Staying focused is not easy for most of us, but these practical aids to prayer can help.
My particular struggle with prayer is staying focused. My mind constantly wanders. I’m embarrassed to admit it but I think my mind starts wandering because I find prayer boring. I cannot seem to still my concentration and my brain goes all over the place the minute I sit down to pray. I start thinking about what I watched on TV, my job, the things that need to get done around the house; basically a million other things than what I should be focused on. Got a cure for being scatterbrained?
BD in Minnesota
I went on a silent retreat many years back and the most difficult thing wasn’t the lack of talking but the stillness of the environment itself. Without the constant outside stimulation of everyday noise, my mind resorted to relentless wandering. It was during that time that I realized I had become addicted to constant distractions, allowing them to dominate my day. I never learned to just sit and be quiet, so naturally when I forced myself to be still my meditations were much as you described yours — all over the place.
Prayer takes practice. It’s a mental exercise that requires daily training before results are seen. Being still, surprisingly, also takes a great deal of practice for many. It can be stressful when left alone with our own thoughts for too long because we’ve become so accustomed to constant stimulation — and to “doing” rather than simply “being.”
As we get older it does get a little easier — God intentionally slows us down with age — but there are some things you can do now to help settle your restless mind and have more meaningful prayer.
Limit your time with technology
Unless you are a doctor on call, there’s really no reason that you need to be accessible 24/7. Put your phone somewhere in the house where you can hear it ring, but don’t keep it on you. Also, turn off all your notifications except for text messages. You don’t need to hear a ding and whistle for every email and social media alert. If you rely on your phone to be your alarm in the morning, buy an alarm clock and start keeping your cell phone in another room beyond your bedroom. This way you won’t be tempted to be on it before bedtime, when you know your time would be better spent in meditating on your day — making an examen — and talking to God.

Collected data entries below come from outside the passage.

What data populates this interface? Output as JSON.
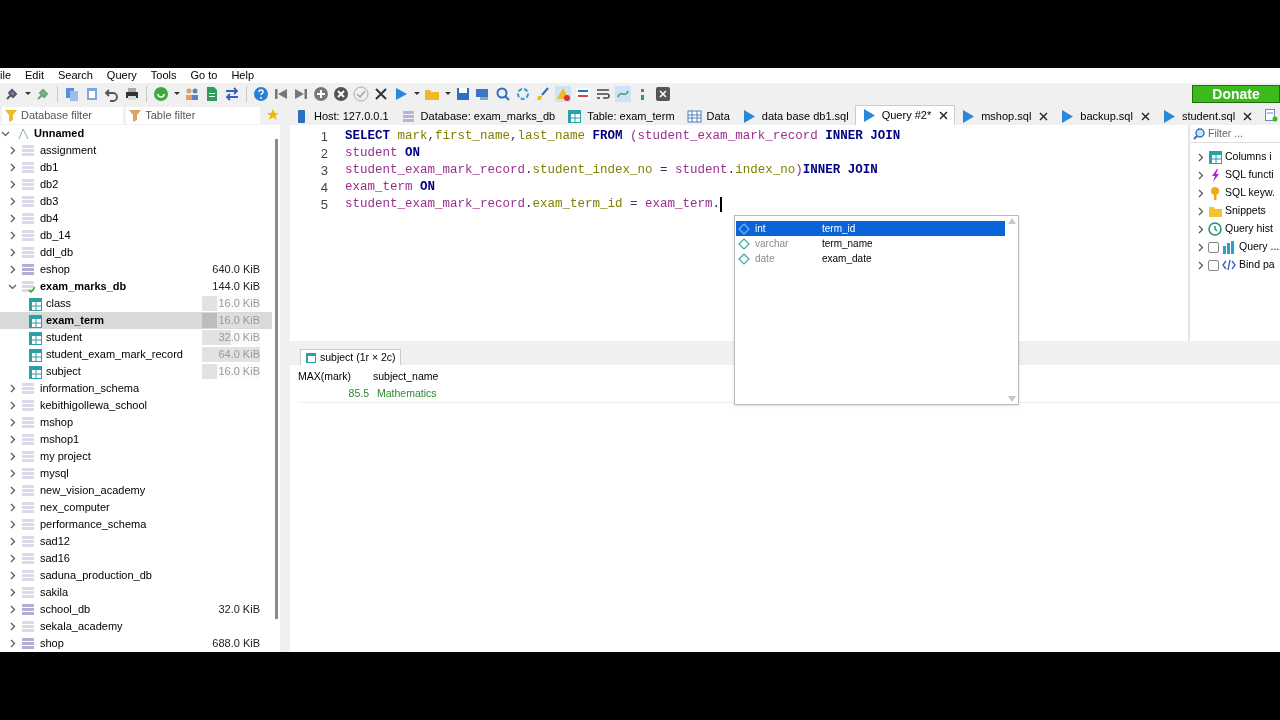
{
  "menu": [
    "ile",
    "Edit",
    "Search",
    "Query",
    "Tools",
    "Go to",
    "Help"
  ],
  "donate": "Donate",
  "filters": {
    "database": "Database filter",
    "table": "Table filter"
  },
  "tabs": [
    {
      "label": "Host: 127.0.0.1",
      "kind": "host",
      "selected": false,
      "closable": false
    },
    {
      "label": "Database: exam_marks_db",
      "kind": "database",
      "selected": false,
      "closable": false
    },
    {
      "label": "Table: exam_term",
      "kind": "table",
      "selected": false,
      "closable": false
    },
    {
      "label": "Data",
      "kind": "data",
      "selected": false,
      "closable": false
    },
    {
      "label": "data base db1.sql",
      "kind": "query",
      "selected": false,
      "closable": false
    },
    {
      "label": "Query #2*",
      "kind": "query",
      "selected": true,
      "closable": true
    },
    {
      "label": "mshop.sql",
      "kind": "query",
      "selected": false,
      "closable": true
    },
    {
      "label": "backup.sql",
      "kind": "query",
      "selected": false,
      "closable": true
    },
    {
      "label": "student.sql",
      "kind": "query",
      "selected": false,
      "closable": true
    }
  ],
  "tree": {
    "name": "Unnamed",
    "expanded": true,
    "children": [
      {
        "name": "assignment",
        "expanded": false
      },
      {
        "name": "db1",
        "expanded": false
      },
      {
        "name": "db2",
        "expanded": false
      },
      {
        "name": "db3",
        "expanded": false
      },
      {
        "name": "db4",
        "expanded": false
      },
      {
        "name": "db_14",
        "expanded": false
      },
      {
        "name": "ddl_db",
        "expanded": false
      },
      {
        "name": "eshop",
        "size": "640.0 KiB",
        "expanded": false
      },
      {
        "name": "exam_marks_db",
        "size": "144.0 KiB",
        "expanded": true,
        "children": [
          {
            "name": "class",
            "size": "16.0 KiB",
            "level": 0.25,
            "selected": false
          },
          {
            "name": "exam_term",
            "size": "16.0 KiB",
            "level": 0.25,
            "selected": true
          },
          {
            "name": "student",
            "size": "32.0 KiB",
            "level": 0.5,
            "selected": false
          },
          {
            "name": "student_exam_mark_record",
            "size": "64.0 KiB",
            "level": 1,
            "selected": false
          },
          {
            "name": "subject",
            "size": "16.0 KiB",
            "level": 0.25,
            "selected": false
          }
        ]
      },
      {
        "name": "information_schema",
        "expanded": false
      },
      {
        "name": "kebithigollewa_school",
        "expanded": false
      },
      {
        "name": "mshop",
        "expanded": false
      },
      {
        "name": "mshop1",
        "expanded": false
      },
      {
        "name": "my project",
        "expanded": false
      },
      {
        "name": "mysql",
        "expanded": false
      },
      {
        "name": "new_vision_academy",
        "expanded": false
      },
      {
        "name": "nex_computer",
        "expanded": false
      },
      {
        "name": "performance_schema",
        "expanded": false
      },
      {
        "name": "sad12",
        "expanded": false
      },
      {
        "name": "sad16",
        "expanded": false
      },
      {
        "name": "saduna_production_db",
        "expanded": false
      },
      {
        "name": "sakila",
        "expanded": false
      },
      {
        "name": "school_db",
        "size": "32.0 KiB",
        "expanded": false
      },
      {
        "name": "sekala_academy",
        "expanded": false
      },
      {
        "name": "shop",
        "size": "688.0 KiB",
        "expanded": false
      }
    ]
  },
  "editor": {
    "lines": [
      {
        "number": "1",
        "tokens": [
          {
            "t": "SELECT ",
            "kind": "keyword"
          },
          {
            "t": "mark",
            "kind": "column"
          },
          {
            "t": ",",
            "kind": "plain"
          },
          {
            "t": "first_name",
            "kind": "column"
          },
          {
            "t": ",",
            "kind": "plain"
          },
          {
            "t": "last_name ",
            "kind": "column"
          },
          {
            "t": "FROM ",
            "kind": "keyword"
          },
          {
            "t": "(student_exam_mark_record ",
            "kind": "table"
          },
          {
            "t": "INNER JOIN",
            "kind": "keyword"
          }
        ]
      },
      {
        "number": "2",
        "tokens": [
          {
            "t": "student ",
            "kind": "table"
          },
          {
            "t": "ON",
            "kind": "keyword"
          }
        ]
      },
      {
        "number": "3",
        "tokens": [
          {
            "t": "student_exam_mark_record",
            "kind": "table"
          },
          {
            "t": ".",
            "kind": "plain"
          },
          {
            "t": "student_index_no ",
            "kind": "column"
          },
          {
            "t": "= ",
            "kind": "plain"
          },
          {
            "t": "student",
            "kind": "table"
          },
          {
            "t": ".",
            "kind": "plain"
          },
          {
            "t": "index_no",
            "kind": "column"
          },
          {
            "t": ")",
            "kind": "table"
          },
          {
            "t": "INNER JOIN",
            "kind": "keyword"
          }
        ]
      },
      {
        "number": "4",
        "tokens": [
          {
            "t": "exam_term ",
            "kind": "table"
          },
          {
            "t": "ON",
            "kind": "keyword"
          }
        ]
      },
      {
        "number": "5",
        "tokens": [
          {
            "t": "student_exam_mark_record",
            "kind": "table"
          },
          {
            "t": ".",
            "kind": "plain"
          },
          {
            "t": "exam_term_id ",
            "kind": "column"
          },
          {
            "t": "= ",
            "kind": "plain"
          },
          {
            "t": "exam_term",
            "kind": "table"
          },
          {
            "t": ".",
            "kind": "plain"
          }
        ]
      }
    ]
  },
  "autocomplete": [
    {
      "type": "int",
      "name": "term_id",
      "selected": true
    },
    {
      "type": "varchar",
      "name": "term_name",
      "selected": false
    },
    {
      "type": "date",
      "name": "exam_date",
      "selected": false
    }
  ],
  "results": {
    "tab": "subject (1r × 2c)",
    "columns": [
      "MAX(mark)",
      "subject_name"
    ],
    "rows": [
      [
        "85.5",
        "Mathematics"
      ]
    ]
  },
  "helpers": {
    "filter_placeholder": "Filter ...",
    "items": [
      {
        "label": "Columns i",
        "kind": "columns"
      },
      {
        "label": "SQL functi",
        "kind": "functions"
      },
      {
        "label": "SQL keyw.",
        "kind": "keywords"
      },
      {
        "label": "Snippets",
        "kind": "snippets"
      },
      {
        "label": "Query hist",
        "kind": "history"
      },
      {
        "label": "Query ...",
        "kind": "profile",
        "checked": false
      },
      {
        "label": "Bind pa",
        "kind": "bind",
        "checked": false
      }
    ]
  }
}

You also won’t be grabbing at it first thing in the morning, when your day might be better served by making a Morning Offering (or even just saying, “Good morning, Lord, thank you for this day. Help me to not screw things up too badly, and perhaps even be a blessing to others, through you.”)

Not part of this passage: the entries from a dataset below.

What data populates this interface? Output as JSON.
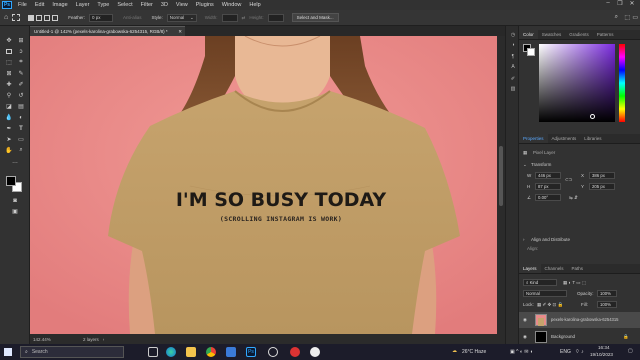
{
  "menu": {
    "logo": "Ps",
    "items": [
      "File",
      "Edit",
      "Image",
      "Layer",
      "Type",
      "Select",
      "Filter",
      "3D",
      "View",
      "Plugins",
      "Window",
      "Help"
    ]
  },
  "options": {
    "feather_label": "Feather:",
    "feather_value": "0 px",
    "antialias_label": "Anti-alias",
    "style_label": "Style:",
    "style_value": "Normal",
    "width_label": "Width:",
    "height_label": "Height:",
    "select_mask_label": "Select and Mask..."
  },
  "document": {
    "tab_title": "Untitled-1 @ 142% (pexels-karolina-grabowska-6254315, RGB/8) *",
    "shirt_line1": "I'M SO BUSY TODAY",
    "shirt_line2": "(SCROLLING INSTAGRAM IS WORK)"
  },
  "status": {
    "zoom": "142.44%",
    "info": "2 layers"
  },
  "color_panel": {
    "tabs": [
      "Color",
      "Swatches",
      "Gradients",
      "Patterns"
    ],
    "hue_accent": "#7b2be0"
  },
  "properties_panel": {
    "tabs": [
      "Properties",
      "Adjustments",
      "Libraries"
    ],
    "layer_type": "Pixel Layer",
    "transform_label": "Transform",
    "w_label": "W",
    "w_value": "446 px",
    "x_label": "X",
    "x_value": "386 px",
    "h_label": "H",
    "h_value": "87 px",
    "y_label": "Y",
    "y_value": "205 px",
    "angle_value": "0.00°",
    "align_label": "Align and Distribute",
    "align_sub": "Align:"
  },
  "layers_panel": {
    "tabs": [
      "Layers",
      "Channels",
      "Paths"
    ],
    "filter_label": "Kind",
    "blend_mode": "Normal",
    "opacity_label": "Opacity:",
    "opacity_value": "100%",
    "lock_label": "Lock:",
    "fill_label": "Fill:",
    "fill_value": "100%",
    "layers": [
      {
        "name": "pexels-karolina-grabowska-6254315"
      },
      {
        "name": "Background"
      }
    ]
  },
  "taskbar": {
    "search_placeholder": "Search",
    "weather": "26°C  Haze",
    "lang": "ENG",
    "time": "16:34",
    "date": "19/10/2023"
  }
}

Allow yourself to be bored
One of the things I’ve noticed is that as a society we can’t be bored, not even for one minute. We can’t wait in line for a coffee or even sit at a stop light without distracting ourselves with our phones. But being bored isn’t a bad thing that should be avoided at all costs. In fact, bouts of boredom in our daily routine can help us grow in patience.
Try creating intentional moments in your day where you allow yourself to be bored, to slowly wean you off constant stimulation and distractions. A friend recently confided in me that she forgot to bring her e-book with her while getting her nails done. “I had nothing to read. I got so bored, I ended up praying a Rosary.” Hey, that’s a feature, not a bug.
Practice on focusing
You can actually train your brain to focus. Art is an excellent hobby for this discipline because it forces you to focus on details. Sketching, painting, needlework, and even listening to complex pieces of classical music are all ways to strengthen our focus and concentration. Puzzles, crosswords, and other brain games work well to also force the brain to centralize our focus on one thing at a time. A trained brain can better focus your prayer.

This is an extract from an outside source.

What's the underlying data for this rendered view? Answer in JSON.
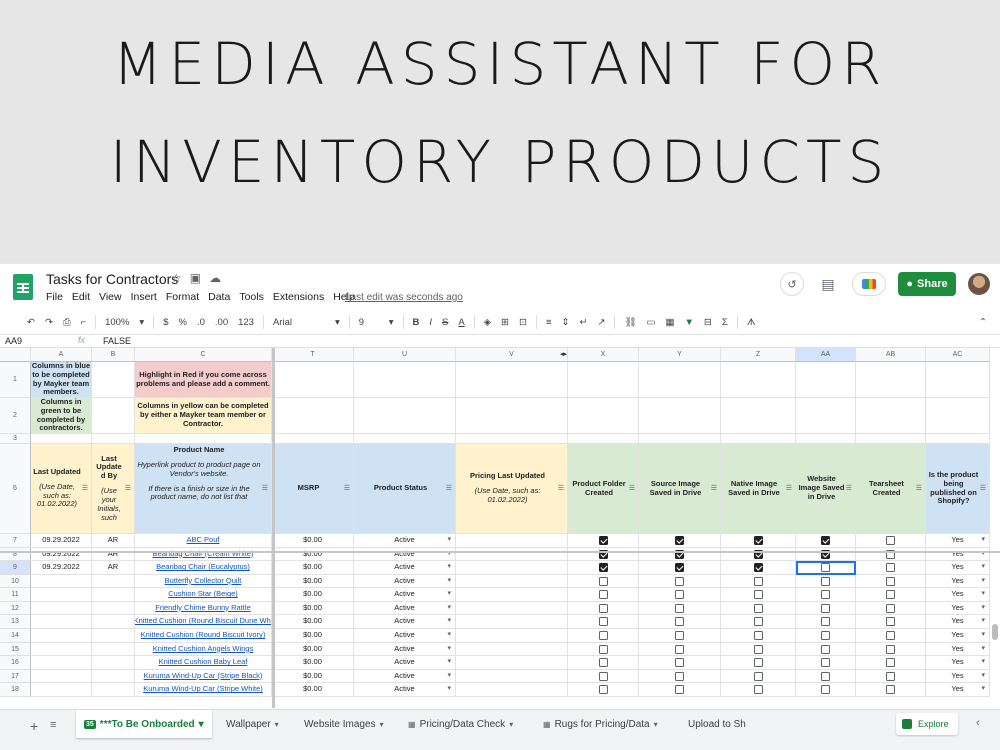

Embrace your scattered thoughts
Because I know I am scatterbrained, I’ve learned various coping methods. Some of my favorite “scattered” ways to pray involve “studying” an icon or a piece of religious art, forcing myself to hone in on the tiniest of details — meditating on how a sculptor positioned a hand, or considering why something has been put into shadow. I ask God to bring me insight; I pray for the artist, or for others, like me, sitting before the piece. Religious art, especially iconography, is typically full of symbolism which can be similar to reading text. Prayer comes very naturally from “reading” what you are seeing.
Speaking of reading, reading is also an excellent cure for wandering mind syndrome. If I can’t still myself into a contemplative state I typically resort to reading a book of prayer or the Bible. Sometimes I just pop in a pair of earbuds and listening to chant or choral hymns and do nothing.
If you’re gonna lose it, move it
Some people just can’t sit still no matter what, but who says you have to pray only while sitting or kneeling? No one, that’s who. If your prayerful mood is being ruined because you feel to restless, get up and move around. You can pray while you vacuum, or while you change the oil in your car. Pray while you do the dishes, pray while you work out, pray during your commute. Pray while hiking or taking the dog for a walk. In any activity, if you are praying through it, you will find something to marvel at, and to thank God for.
In the end, the best way to deal with a wandering mind is to simply resign yourself to it. When a particular person or situation pops into your head while you’re trying to pray, don’t judge yourself a failure or feel defeated. Instead of calling it a distraction, think of it as an “alert” from the Holy Spirit — a prompt to pray specifically, in that moment, for that person, or the situation. Offer up a plea for their good, thank the Holy Spirit for using you in such a way, and then let it go, as you refocus on your prayer. There is no defeat in any of that.